I was having a chat with some colleagues in New Zealand (who shall remain nameless, but you know who you are PJ & KA) about Encounters – specifically how to model an encounter (using openEHR archetypes as it happens), and it became evident that we were talking about slightly different things by the word ‘encounter’. I was referring to the FHIR encounter – a resource that has mainly administrative information about a contact with a patient (date, time, participants and so on), but my colleagues were referring to the more holistic concept of encounter – including all the clinical information collected during that encounter, actions performed, and so on.
So that we were talking about the same thing, I volunteered to write down how you could express these concepts in FHIR – so here it is. A simple Primary Care (Ambulatory Care in the US) consultation, which has a clinical note (subjective and objective) plus a prescription.

Note that I’ve used a Composition resource to establish the context of the Consultation note. This is a versatile resource (as most of them are in truth), which is also used in a FHIR document, although it doesn’t have to be – as this example shows.
The composition references the encounter, and also – through the sections of the composition – the clinical findings and actions that occurred during the consultation. There is some duplication of data – eg dates are in both encounter and composition – but nothing to get too concerned about.

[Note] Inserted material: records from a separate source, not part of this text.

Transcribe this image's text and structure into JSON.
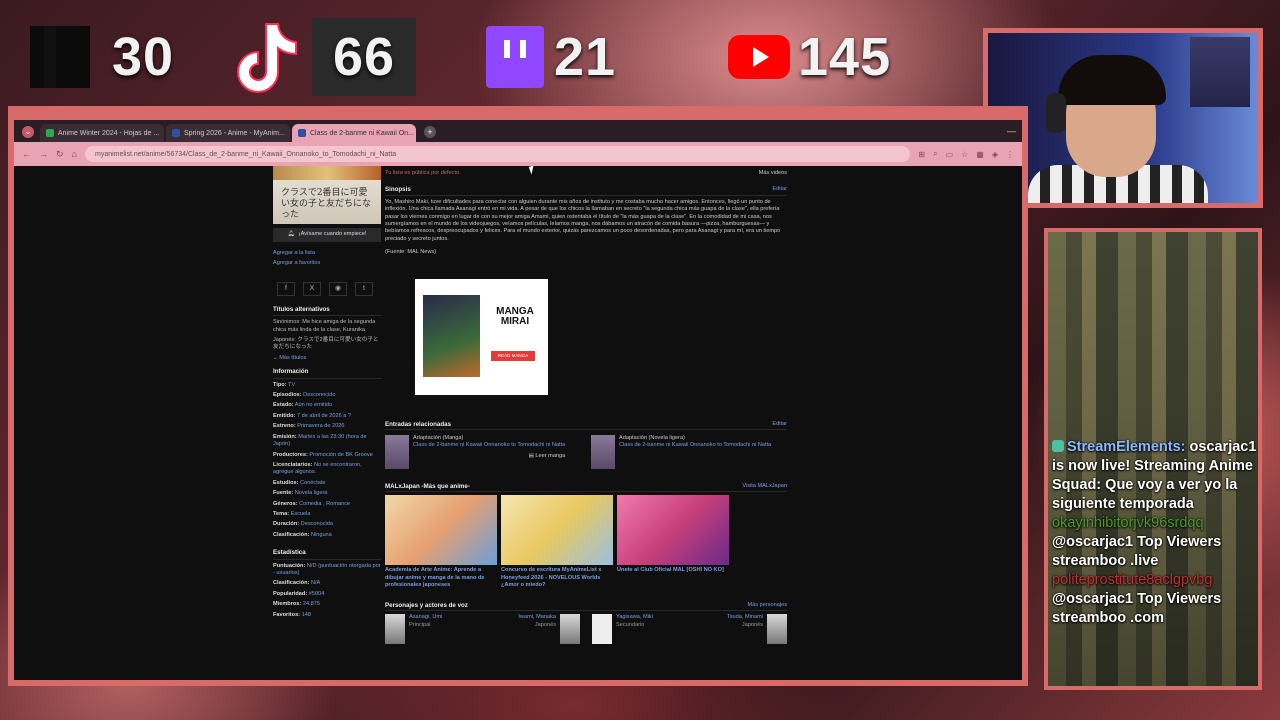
{
  "overlay_stats": {
    "kick": {
      "icon": "kick-icon",
      "count": "30"
    },
    "tiktok": {
      "icon": "tiktok-icon",
      "count": "66"
    },
    "twitch": {
      "icon": "twitch-icon",
      "count": "21"
    },
    "youtube": {
      "icon": "youtube-icon",
      "count": "145"
    }
  },
  "chat": {
    "messages": [
      {
        "user": "StreamElements:",
        "text": "oscarjac1 is now live! Streaming Anime Squad: Que voy a ver yo la siguiente temporada"
      },
      {
        "spam": "okayinhibitorjvk96srdqq"
      },
      {
        "text": "@oscarjac1 Top Viewers streamboo .live"
      },
      {
        "spam2": "politeprostitute8aclgpvbg"
      },
      {
        "text": "@oscarjac1 Top Viewers streamboo .com"
      }
    ]
  },
  "browser": {
    "tabs": [
      {
        "label": "Anime Winter 2024 - Hojas de ...",
        "color": "#2fa84f"
      },
      {
        "label": "Spring 2026 - Anime - MyAnim...",
        "color": "#2e51a2"
      },
      {
        "label": "Class de 2-banme ni Kawaii On...",
        "color": "#2e51a2"
      }
    ],
    "url": "myanimelist.net/anime/56734/Class_de_2-banme_ni_Kawaii_Onnanoko_to_Tomodachi_ni_Natta"
  },
  "mal": {
    "cover_title": "クラスで2番目に可愛い女の子と友だちになった",
    "notify_label": "¡Avísame cuando empiece!",
    "add_list": "Agregar a la lista",
    "add_fav": "Agregar a favoritos",
    "alt_titles_header": "Títulos alternativos",
    "synonyms": "Sinónimos: Me hice amiga de la segunda chica más linda de la clase, Kuranika",
    "japanese": "Japonés: クラスで2番目に可愛い女の子と友だちになった",
    "more_titles": "Más títulos",
    "info_header": "Información",
    "info": [
      {
        "k": "Tipo:",
        "v": "TV"
      },
      {
        "k": "Episodios:",
        "v": "Desconocido"
      },
      {
        "k": "Estado:",
        "v": "Aún no emitido"
      },
      {
        "k": "Emitido:",
        "v": "7 de abril de 2026 a ?"
      },
      {
        "k": "Estreno:",
        "v": "Primavera de 2026"
      },
      {
        "k": "Emisión:",
        "v": "Martes a las 23:30 (hora de Japón)"
      },
      {
        "k": "Productores:",
        "v": "Promoción de BK Groove"
      },
      {
        "k": "Licenciatarios:",
        "v": "No se encontraron, agregue algunos."
      },
      {
        "k": "Estudios:",
        "v": "Conéctate"
      },
      {
        "k": "Fuente:",
        "v": "Novela ligera"
      },
      {
        "k": "Géneros:",
        "v": "Comedia , Romance"
      },
      {
        "k": "Tema:",
        "v": "Escuela"
      },
      {
        "k": "Duración:",
        "v": "Desconocida"
      },
      {
        "k": "Clasificación:",
        "v": "Ninguna"
      }
    ],
    "stats_header": "Estadística",
    "stats": [
      {
        "k": "Puntuación:",
        "v": "N/D (puntuación otorgada por - usuarios)"
      },
      {
        "k": "Clasificación:",
        "v": "N/A"
      },
      {
        "k": "Popularidad:",
        "v": "#5004"
      },
      {
        "k": "Miembros:",
        "v": "24.875"
      },
      {
        "k": "Favoritos:",
        "v": "148"
      }
    ],
    "public_note": "Tu lista es pública por defecto.",
    "more_videos": "Más videos",
    "synopsis_header": "Sinopsis",
    "edit": "Editar",
    "synopsis": "Yo, Mashiro Maki, tuve dificultades para conectar con alguien durante mis años de instituto y me costaba mucho hacer amigos. Entonces, llegó un punto de inflexión. Una chica llamada Asanagi entró en mi vida. A pesar de que los chicos la llamaban en secreto \"la segunda chica más guapa de la clase\", ella prefería pasar los viernes conmigo en lugar de con su mejor amiga Amami, quien ostentaba el título de \"la más guapa de la clase\". En la comodidad de mi casa, nos sumergíamos en el mundo de los videojuegos, veíamos películas, leíamos manga, nos dábamos un atracón de comida basura —pizza, hamburguesas— y bebíamos refrescos, despreocupados y felices. Para el mundo exterior, quizás parezcamos un poco desordenadas, pero para Asanagi y para mí, era un tiempo preciado y secreto juntos.",
    "source": "(Fuente: MAL News)",
    "ad_brand": "MANGA MIRAI",
    "ad_button": "READ MANGA",
    "related_header": "Entradas relacionadas",
    "related": [
      {
        "kind": "Adaptación (Manga)",
        "title": "Class de 2-banme ni Kawaii Onnanoko to Tomodachi ni Natta"
      },
      {
        "kind": "Adaptación (Novela ligera)",
        "title": "Class de 2-banme ni Kawaii Onnanoko to Tomodachi ni Natta"
      }
    ],
    "read_manga": "Leer manga",
    "japan_header": "MALxJapan -Más que anime-",
    "japan_visit": "Visita MALxJapan",
    "cards": [
      {
        "caption": "Academia de Arte Anime: Aprende a dibujar anime y manga de la mano de profesionales japoneses"
      },
      {
        "caption": "Concurso de escritura MyAnimeList x Honeyfeed 2026 - NOVELOUS Worlds ¿Amor o miedo?"
      },
      {
        "caption": "Únete al Club Oficial MAL [OSHI NO KO]"
      }
    ],
    "chars_header": "Personajes y actores de voz",
    "chars_more": "Más personajes",
    "chars": [
      {
        "name": "Asanagi, Umi",
        "role": "Principal",
        "va": "Iwami, Manaka",
        "lang": "Japonés"
      },
      {
        "name": "Yagisawa, Miki",
        "role": "Secundario",
        "va": "Tsuda, Minami",
        "lang": "Japonés"
      }
    ]
  }
}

This is how you could store the record in a data store, and of course it’s really easy to serialize into a FHIR document if you want to send a copy of the record to someone else – it would be an atom feed with 7 entries/resources in it with the appropriate references (see an example of a similar FHIR document here). Of course, you would also need to include copies of the referenced resources like Patient and Practitioner (that I left off the picture for simplicity) that would increase the resource count slightly.

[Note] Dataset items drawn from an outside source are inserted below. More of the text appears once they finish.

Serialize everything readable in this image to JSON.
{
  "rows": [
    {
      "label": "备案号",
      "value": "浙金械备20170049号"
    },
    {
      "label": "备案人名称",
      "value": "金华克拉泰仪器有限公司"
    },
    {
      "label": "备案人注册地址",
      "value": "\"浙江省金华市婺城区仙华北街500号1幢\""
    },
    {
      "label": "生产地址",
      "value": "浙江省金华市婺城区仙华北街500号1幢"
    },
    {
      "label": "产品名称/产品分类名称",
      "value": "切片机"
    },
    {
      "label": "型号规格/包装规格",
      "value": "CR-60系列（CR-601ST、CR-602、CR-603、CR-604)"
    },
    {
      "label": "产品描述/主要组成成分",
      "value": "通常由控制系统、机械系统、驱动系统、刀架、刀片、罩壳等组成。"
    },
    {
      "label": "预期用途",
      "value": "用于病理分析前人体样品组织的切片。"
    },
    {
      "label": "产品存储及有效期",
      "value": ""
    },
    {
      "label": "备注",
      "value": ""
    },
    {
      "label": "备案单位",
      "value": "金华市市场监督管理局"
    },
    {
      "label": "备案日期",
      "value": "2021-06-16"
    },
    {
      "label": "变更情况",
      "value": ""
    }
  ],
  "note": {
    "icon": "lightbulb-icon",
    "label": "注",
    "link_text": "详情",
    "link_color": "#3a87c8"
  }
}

Interestingly, this layout is very similar to how a CDA document would be represented – with the Composition (plus Patient and Practitioner) as the CDA header, and the Encounter, Clinical Findings and Medications Prescribed as sections. Co-incidence? I think not…
So: in our modelling work we really need to model the Encounter as a separate Entity with references to the clinical parts of the consultation, rather than a single model that seeks to encompass the whole thing (IMHO).